Bush calls for cuts in petrol use
Climate advocates 'underwhelmed' by president's vision.
On the night of 23 January, during his annual state of the union speech to the US Congress and the nation, President George W. Bush called for a 20 percent drop in petrol use by 2017. Bush also proposed raising fuel-efficiency standards for cars, and called for more research into alternative fuels. And he got a standing ovation when he referred to "the serious challenge of global climate change."
Yet climate experts were left wondering whether the president's proposals would make any difference. Vicki Arroyo, director of policy analysis at the Pew Center on Global Climate Change in Arlington, Virginia, called the address "underwhelming". Bush's speech, she said, was "very light on actual commitments".
Pew Center on Global Climate Change
Many in Washington DC feel that Bush has missed his chance to take the lead on climate change.

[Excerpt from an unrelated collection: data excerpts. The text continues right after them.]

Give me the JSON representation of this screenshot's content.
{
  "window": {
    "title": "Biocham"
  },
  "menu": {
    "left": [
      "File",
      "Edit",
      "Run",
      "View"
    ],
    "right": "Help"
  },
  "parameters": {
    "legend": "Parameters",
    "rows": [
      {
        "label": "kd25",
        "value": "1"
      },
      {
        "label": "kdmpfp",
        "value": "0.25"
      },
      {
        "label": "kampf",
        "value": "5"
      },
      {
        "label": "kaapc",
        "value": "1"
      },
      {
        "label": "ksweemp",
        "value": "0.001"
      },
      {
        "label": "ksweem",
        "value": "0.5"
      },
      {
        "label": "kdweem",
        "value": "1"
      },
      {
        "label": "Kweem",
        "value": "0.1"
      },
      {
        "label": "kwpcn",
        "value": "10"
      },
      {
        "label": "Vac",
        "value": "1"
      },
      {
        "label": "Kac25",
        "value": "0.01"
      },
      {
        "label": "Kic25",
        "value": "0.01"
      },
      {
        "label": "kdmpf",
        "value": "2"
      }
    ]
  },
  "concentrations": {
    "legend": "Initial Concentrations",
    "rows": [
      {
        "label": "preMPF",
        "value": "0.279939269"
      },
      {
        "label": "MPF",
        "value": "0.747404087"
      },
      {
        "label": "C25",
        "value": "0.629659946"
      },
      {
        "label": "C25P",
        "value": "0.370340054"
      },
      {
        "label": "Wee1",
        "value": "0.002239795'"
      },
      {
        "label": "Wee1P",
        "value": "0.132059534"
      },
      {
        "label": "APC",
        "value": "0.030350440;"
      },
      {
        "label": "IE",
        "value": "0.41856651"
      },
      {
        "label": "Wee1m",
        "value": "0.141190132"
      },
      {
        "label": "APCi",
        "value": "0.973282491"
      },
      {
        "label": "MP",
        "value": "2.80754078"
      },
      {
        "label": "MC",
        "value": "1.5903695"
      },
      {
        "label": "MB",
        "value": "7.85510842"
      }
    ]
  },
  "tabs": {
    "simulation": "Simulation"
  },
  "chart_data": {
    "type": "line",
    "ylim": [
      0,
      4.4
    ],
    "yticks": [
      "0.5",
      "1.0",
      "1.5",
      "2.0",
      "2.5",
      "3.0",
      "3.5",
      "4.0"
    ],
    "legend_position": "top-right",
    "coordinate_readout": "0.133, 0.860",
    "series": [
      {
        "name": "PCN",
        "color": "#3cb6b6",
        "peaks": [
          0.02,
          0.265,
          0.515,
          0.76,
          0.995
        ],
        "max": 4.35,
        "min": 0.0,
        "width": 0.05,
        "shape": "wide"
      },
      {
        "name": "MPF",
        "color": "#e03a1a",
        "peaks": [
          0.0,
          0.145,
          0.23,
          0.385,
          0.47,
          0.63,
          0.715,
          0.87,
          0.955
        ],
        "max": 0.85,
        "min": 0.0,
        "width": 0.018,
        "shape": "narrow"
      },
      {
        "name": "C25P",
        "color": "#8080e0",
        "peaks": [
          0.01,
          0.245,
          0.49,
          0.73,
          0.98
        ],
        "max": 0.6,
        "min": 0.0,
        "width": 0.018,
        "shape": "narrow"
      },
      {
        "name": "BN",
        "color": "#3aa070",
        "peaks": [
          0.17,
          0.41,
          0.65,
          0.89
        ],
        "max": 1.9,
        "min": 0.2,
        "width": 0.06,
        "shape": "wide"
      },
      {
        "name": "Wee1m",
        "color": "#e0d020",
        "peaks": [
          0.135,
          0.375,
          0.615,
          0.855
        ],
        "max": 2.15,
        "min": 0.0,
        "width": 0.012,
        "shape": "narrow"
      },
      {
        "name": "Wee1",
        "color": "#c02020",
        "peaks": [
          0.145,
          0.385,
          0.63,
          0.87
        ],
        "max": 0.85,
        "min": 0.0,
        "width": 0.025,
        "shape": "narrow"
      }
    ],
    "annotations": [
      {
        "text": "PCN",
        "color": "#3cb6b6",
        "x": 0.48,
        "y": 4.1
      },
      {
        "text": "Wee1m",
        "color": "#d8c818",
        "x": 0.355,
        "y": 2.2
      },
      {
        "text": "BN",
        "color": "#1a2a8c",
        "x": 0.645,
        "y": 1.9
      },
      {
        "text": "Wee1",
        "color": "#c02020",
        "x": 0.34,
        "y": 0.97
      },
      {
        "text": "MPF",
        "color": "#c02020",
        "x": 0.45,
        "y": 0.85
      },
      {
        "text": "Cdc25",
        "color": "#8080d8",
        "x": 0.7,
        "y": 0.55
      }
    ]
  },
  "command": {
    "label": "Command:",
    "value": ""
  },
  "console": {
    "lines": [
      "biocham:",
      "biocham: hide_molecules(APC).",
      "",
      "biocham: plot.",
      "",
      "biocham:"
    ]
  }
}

The agenda is being set by individual states and the new, Democrat-led congress rather than by the president. "People are just going on without him," says Arroyo.
For instance, programmes to limit carbon emissions have sprung up in several parts of the country over the past several years. On 18 January, the new governor of Massachusetts, Deval Patrick, signed his state back into a coalition of northeastern states, called the Regional Greenhouse Gas Initiative. The previous governor had pulled the state out of the pact, which in 2009 will set up a marketplace to buy and sell the right to emit carbon in those states.
Bills to combat climate change are also proliferating in both houses of Congress. Nancy Pelosi, the new speaker of the House of Representatives, has set up a special committee, headed by Edward Markey (Democrat, Massachusetts), to investigate and report on legislation addressing climate change. The move is seen by many as an attempt to assert power over John Dingell (Democrat, Michigan), who heads the House Committee on Energy and Commerce which would usually take a lead on climate-change topics. Dingell, who has many employees from the automobile industry as his constituents and donors, has said that he doesn't think Pelosi's committee is necessary.
Will this internal power struggle stymie attempts to pass legislation dealing with climate change? Or will Pelosi's bold move ensure that any such legislation has a high impact? Frank Maisano, a spokesman for Bracewell & Giuliani, a law firm that represents the oil and gas industries, points out that "it is difficult for the Democrats themselves to figure out what policy they want."